Benjamin A Engel
The rejuvenated relationship between South Korea and Japan, crucial for trilateral US–South Korea–Japan security cooperation, rests upon a wobbly foundation of contentious historical grievances. Despite attempts to address these issues, which trace back to Japanese colonial rule of the Korean Peninsula in the early twentieth century, Japan’s lack of reciprocity and domestic discontent with South Korean President Yoon Suk-yeol’s approach to Japan complicate progress.
Since taking office in 2022, Yoon has tried to establish ‘future-oriented’ relations with Japan through a magnanimous approach to historical issues.
South Korea–Japan relations were at a low point when Yoon was inaugurated, having sharply deteriorated after the South Korean Supreme Court ordered Japanese companies to compensate forced labourers in 2018. In response, Japan removed South Korea from its export whitelist in 2019.

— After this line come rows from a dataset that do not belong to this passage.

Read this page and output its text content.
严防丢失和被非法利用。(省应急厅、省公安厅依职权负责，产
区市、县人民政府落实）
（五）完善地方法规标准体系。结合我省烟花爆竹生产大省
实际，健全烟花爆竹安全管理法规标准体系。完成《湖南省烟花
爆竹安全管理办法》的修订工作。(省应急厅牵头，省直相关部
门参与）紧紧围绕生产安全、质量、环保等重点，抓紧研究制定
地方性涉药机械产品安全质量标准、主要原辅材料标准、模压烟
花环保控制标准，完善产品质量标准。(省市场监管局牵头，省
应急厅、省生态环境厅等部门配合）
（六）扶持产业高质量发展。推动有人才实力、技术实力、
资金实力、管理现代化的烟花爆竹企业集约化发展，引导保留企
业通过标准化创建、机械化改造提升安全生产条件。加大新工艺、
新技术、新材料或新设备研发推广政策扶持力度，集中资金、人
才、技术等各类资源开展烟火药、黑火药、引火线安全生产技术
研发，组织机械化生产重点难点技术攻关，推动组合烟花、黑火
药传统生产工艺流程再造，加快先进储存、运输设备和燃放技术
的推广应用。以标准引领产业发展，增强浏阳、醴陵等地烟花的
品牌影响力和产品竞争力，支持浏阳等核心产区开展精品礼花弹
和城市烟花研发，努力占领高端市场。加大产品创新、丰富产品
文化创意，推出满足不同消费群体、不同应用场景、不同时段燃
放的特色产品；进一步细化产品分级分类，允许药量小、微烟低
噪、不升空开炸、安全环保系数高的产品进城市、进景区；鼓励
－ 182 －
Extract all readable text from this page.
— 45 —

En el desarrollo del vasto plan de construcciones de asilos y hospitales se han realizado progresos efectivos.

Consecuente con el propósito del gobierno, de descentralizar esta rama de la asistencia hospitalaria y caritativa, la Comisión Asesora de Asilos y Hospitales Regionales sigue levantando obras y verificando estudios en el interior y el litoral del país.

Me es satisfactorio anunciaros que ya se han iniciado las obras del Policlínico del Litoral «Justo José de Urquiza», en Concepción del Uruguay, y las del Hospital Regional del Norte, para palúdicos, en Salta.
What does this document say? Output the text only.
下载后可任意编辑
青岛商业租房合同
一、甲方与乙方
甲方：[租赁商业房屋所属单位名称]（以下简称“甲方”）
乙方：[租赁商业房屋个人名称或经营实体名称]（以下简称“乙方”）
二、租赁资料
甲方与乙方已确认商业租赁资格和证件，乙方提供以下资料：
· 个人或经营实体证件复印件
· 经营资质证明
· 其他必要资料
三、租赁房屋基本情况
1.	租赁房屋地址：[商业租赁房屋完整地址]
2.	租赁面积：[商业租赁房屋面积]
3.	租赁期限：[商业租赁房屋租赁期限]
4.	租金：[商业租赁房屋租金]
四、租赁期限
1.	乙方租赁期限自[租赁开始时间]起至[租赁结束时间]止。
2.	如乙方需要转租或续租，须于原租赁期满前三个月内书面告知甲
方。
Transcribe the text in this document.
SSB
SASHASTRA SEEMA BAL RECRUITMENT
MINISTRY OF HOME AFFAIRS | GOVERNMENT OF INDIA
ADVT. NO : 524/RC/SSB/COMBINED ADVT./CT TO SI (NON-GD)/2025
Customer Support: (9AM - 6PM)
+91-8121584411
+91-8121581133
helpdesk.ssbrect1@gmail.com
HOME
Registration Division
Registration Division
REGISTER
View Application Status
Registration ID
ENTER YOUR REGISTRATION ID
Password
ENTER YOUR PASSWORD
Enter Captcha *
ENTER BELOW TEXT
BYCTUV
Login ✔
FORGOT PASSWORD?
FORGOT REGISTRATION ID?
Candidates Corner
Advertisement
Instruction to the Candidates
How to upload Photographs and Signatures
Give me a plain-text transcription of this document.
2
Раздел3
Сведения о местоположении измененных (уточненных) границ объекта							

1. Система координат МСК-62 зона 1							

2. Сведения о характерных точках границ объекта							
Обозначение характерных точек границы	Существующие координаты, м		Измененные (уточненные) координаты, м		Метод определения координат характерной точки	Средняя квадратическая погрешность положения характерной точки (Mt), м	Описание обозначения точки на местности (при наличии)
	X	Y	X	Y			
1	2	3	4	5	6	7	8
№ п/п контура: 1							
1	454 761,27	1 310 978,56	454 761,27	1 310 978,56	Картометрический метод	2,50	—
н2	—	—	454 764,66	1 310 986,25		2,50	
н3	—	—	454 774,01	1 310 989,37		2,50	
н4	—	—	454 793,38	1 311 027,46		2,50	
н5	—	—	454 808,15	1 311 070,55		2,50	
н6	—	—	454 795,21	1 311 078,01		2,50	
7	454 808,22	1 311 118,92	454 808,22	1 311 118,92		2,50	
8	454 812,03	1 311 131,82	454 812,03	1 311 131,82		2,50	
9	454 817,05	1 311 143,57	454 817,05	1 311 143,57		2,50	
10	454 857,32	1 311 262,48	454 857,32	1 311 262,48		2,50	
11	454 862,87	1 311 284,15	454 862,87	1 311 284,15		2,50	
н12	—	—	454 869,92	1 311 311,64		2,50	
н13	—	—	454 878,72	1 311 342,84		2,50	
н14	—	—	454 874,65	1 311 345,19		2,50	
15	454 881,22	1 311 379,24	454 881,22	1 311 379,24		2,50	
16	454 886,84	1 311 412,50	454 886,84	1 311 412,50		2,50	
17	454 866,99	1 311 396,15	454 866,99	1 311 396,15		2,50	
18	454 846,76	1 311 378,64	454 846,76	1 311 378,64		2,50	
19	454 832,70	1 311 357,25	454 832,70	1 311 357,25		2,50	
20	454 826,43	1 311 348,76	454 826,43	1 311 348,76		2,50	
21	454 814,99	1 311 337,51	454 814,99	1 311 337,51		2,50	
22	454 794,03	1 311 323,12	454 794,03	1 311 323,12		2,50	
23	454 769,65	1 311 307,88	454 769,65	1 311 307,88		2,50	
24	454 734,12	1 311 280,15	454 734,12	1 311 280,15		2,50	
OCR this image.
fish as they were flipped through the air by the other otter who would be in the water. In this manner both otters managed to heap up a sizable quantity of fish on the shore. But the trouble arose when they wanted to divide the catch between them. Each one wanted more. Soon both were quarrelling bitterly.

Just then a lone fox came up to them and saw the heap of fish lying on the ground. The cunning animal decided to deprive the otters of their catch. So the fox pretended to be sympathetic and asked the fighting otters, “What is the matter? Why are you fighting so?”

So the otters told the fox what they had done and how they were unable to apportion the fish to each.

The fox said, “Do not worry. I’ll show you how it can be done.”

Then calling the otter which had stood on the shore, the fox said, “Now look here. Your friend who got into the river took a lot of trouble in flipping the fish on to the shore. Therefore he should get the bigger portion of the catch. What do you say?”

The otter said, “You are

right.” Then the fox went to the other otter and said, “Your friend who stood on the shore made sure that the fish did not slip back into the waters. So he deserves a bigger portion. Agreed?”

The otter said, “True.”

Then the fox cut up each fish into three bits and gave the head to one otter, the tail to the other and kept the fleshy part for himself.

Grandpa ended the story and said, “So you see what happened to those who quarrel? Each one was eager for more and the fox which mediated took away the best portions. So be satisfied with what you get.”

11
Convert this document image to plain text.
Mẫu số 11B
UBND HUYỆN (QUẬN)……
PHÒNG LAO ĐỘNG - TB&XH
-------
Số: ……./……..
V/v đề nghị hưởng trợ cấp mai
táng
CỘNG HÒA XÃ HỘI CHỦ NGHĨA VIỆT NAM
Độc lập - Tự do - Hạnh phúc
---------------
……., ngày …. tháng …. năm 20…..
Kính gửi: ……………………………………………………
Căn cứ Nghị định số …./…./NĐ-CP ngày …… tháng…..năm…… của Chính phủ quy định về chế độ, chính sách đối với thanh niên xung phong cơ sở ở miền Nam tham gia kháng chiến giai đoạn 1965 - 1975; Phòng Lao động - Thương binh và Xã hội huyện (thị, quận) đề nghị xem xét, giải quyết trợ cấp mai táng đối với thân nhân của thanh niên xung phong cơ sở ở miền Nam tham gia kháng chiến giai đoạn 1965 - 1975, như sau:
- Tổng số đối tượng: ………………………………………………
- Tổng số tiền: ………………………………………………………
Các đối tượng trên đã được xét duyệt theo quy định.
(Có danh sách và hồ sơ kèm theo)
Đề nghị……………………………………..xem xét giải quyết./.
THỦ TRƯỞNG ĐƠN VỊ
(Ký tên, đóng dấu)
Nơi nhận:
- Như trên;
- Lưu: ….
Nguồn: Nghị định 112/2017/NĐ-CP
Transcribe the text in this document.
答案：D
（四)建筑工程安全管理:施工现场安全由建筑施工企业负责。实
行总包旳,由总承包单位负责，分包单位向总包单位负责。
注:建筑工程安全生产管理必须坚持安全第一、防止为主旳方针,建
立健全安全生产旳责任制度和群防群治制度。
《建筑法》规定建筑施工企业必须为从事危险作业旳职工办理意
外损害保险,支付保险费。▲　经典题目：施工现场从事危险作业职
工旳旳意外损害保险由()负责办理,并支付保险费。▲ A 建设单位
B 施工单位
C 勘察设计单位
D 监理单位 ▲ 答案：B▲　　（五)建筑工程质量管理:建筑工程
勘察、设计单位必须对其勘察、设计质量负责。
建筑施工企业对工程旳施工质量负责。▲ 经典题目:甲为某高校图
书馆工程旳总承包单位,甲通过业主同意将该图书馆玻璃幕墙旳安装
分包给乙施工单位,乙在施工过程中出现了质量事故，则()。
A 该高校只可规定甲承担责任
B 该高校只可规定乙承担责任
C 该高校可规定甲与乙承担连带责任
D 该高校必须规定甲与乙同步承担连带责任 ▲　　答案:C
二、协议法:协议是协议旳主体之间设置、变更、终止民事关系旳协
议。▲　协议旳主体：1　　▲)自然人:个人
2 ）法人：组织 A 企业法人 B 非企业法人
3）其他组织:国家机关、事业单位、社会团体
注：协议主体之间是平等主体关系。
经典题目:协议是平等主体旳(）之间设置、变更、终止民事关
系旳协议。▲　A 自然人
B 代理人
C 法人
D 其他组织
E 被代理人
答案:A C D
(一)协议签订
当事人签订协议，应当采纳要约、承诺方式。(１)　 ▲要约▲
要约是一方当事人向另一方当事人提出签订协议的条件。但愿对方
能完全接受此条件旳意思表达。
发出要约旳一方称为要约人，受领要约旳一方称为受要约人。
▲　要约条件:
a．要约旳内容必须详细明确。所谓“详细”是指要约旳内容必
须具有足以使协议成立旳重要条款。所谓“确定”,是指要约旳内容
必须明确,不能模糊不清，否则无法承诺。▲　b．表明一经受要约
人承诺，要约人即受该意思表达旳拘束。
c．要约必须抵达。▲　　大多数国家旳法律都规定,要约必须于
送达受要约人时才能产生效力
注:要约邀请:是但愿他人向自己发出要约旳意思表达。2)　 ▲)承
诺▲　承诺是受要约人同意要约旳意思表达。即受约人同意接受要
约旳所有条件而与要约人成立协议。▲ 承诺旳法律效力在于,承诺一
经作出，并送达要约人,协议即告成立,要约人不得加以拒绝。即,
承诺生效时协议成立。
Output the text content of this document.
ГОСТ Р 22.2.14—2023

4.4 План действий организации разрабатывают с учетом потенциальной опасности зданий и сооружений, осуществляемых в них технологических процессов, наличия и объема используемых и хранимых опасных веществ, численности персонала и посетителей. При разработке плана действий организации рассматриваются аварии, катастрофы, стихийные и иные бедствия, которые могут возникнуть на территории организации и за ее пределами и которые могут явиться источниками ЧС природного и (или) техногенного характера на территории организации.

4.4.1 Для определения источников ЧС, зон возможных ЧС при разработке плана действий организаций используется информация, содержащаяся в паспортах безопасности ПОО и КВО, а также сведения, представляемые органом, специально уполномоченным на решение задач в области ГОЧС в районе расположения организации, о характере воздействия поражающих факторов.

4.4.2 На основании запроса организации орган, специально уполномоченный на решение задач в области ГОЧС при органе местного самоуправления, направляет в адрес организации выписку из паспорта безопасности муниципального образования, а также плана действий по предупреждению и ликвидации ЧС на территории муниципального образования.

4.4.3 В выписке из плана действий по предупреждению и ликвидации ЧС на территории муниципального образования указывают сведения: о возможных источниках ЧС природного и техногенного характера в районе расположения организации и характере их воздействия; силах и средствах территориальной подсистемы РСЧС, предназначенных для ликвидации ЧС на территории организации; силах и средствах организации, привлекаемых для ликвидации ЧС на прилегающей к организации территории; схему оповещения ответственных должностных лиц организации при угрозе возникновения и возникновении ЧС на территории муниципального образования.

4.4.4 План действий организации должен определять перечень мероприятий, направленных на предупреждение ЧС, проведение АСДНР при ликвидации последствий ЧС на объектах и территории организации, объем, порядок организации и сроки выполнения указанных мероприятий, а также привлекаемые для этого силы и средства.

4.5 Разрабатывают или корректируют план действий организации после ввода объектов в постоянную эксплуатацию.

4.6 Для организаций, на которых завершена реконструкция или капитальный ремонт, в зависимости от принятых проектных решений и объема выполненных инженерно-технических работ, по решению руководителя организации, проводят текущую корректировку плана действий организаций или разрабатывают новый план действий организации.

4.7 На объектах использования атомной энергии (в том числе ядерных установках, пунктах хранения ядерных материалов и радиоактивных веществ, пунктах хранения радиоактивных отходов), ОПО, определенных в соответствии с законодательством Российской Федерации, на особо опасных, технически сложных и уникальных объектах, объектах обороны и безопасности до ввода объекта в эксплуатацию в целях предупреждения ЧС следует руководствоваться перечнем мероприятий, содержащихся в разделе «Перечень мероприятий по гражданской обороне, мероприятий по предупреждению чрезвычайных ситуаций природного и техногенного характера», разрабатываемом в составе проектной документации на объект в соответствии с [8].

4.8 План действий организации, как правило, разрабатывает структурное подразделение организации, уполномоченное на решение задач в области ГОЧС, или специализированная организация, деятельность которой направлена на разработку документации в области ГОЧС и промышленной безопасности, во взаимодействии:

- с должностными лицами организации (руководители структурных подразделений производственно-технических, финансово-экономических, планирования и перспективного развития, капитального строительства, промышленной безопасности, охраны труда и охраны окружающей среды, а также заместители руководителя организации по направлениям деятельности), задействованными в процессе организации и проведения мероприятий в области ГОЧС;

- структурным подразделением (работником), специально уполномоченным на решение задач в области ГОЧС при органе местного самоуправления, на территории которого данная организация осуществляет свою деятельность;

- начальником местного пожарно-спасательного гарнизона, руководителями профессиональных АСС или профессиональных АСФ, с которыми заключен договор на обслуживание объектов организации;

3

To resolve the issue, the Yoon administration created a foundation in early 2023 to compensate former forced labourers. This foundation was to be funded by Japanese companies that profited from forced labour and South Korean companies that profited from funds provided by Japan when relations were normalised in 1965.
This agreement ushered in the current moment of trilateral cooperation. As emphasised in the Spirit of Camp David document and by Yoon himself, this agreement was a necessary precondition for strengthening trilateral US–South Korea–Japan cooperation in the Indo-Pacific.
But the foundation is not panning out as planned. While South Korean companies contributed immediately, Japanese contributions only began in May 2024. Even worse, the Japanese companies that benefitted from forced labour were not among the contributors.
Similarly, in July 2024, South Korea and Japan agreed to designate the Sado gold mine as a UNESCO World Heritage site. Initially it was reported that the site would house an exhibit about the plight of Korean forced labourers and hold an annual memorial ceremony in their honour.
But soon after the deal was announced, the South Korean media was quick to note that the exhibition installed to satisfy Korean concerns did not actually use the word ‘forced’ to describe Korean labourers. To make matters worse, the South Korean government had requested that Japan use the word ‘forced’ in the exhibition, but the Japanese government refused. For many in South Korea this is another example of concessions by Yoon without reciprocation from Japan.
Historical disputes persist across South Korea–Japan relations. In March 2024, the South Korean Ministry of Foreign Affairs summoned Japanese diplomats to receive complaints about revisions to Japanese middle school textbooks that it views as historical distortions.
In April 2024, Japanese officials received another demarche about renewed Japanese claims to the disputed Dokdo (Takeshima) islets.
Outside South Korea, attention is focused on positive trilateral developments, such as the release of a Joint Leaders’ Statement to commemorate the anniversary of the Camp David Summit. In July 2024, the defence ministers of the three countries signed an agreement to institutionalise security cooperation and the three countries held the first ‘Freedom Edge’ multi-domain exercise in June 2024.
But for South Koreans, these developments only seem possible because the Yoon administration has muted domestic displeasure. If South Korean anger over Japan’s lack of reciprocity was fully voiced, it is doubtful whether progress in trilateral cooperation would be so brisk.
This raises concerns about the future of trilateral cooperation under a progressive South Korean president. The opposition has consistently criticised the Yoon administration’s Japan policy, dubbing it ‘humiliating diplomacy’.
Democratic Party Representative Lee Jae-myung, a likely candidate in the 2027 presidential election, lambasted Foreign Minister Cho Tae-yul, questioning whether the Sado mine decision benefited the pride or interests of the Korean people. Given the trajectory of South Korea–Japan interactions on historical issues and the opposition’s response, it is hard to imagine Lee upholding the current level of bilateral and trilateral cooperation if elected.
Criticism of the Yoon administration’s Japan policy has dovetailed with backlash against appointments made by Yoon to history-related government posts. Academics associated with South Korea’s ‘New Right’ movement, which argues there were positive outcomes of Japanese colonialism, have been selected to lead key historical institutions. These include the National Institute of Korean History, the Academy of Korean Studies and the Independence Hall of Korea.
This has intensified historical disputes within South Korea and a future progressive president will undoubtedly seek to reverse these changes.
Recent polling indicates that there is strong South Korean support for strengthening trilateral security cooperation in light of the North Korean nuclear threat. But while Japanese citizens identify North Korea, China and Russia as the top three national security threats, South Koreans identify the top three threats as North Korea, China and Japan.
In other words, while most see trilateral security as helpful, many South Koreans do not fully trust Japan and historical issues only further antagonise them. While South Korea must address its own domestic battles over history, Japan could go a long way in selling trilateral cooperation by demonstrating that it is not a threat.
The best way to do this is for Japan to confront its colonial past and honour agreements on historical issues, reflecting their professed shared values.
Benjamin A Engel is Research Professor at the Institute of International Affairs, Seoul National University.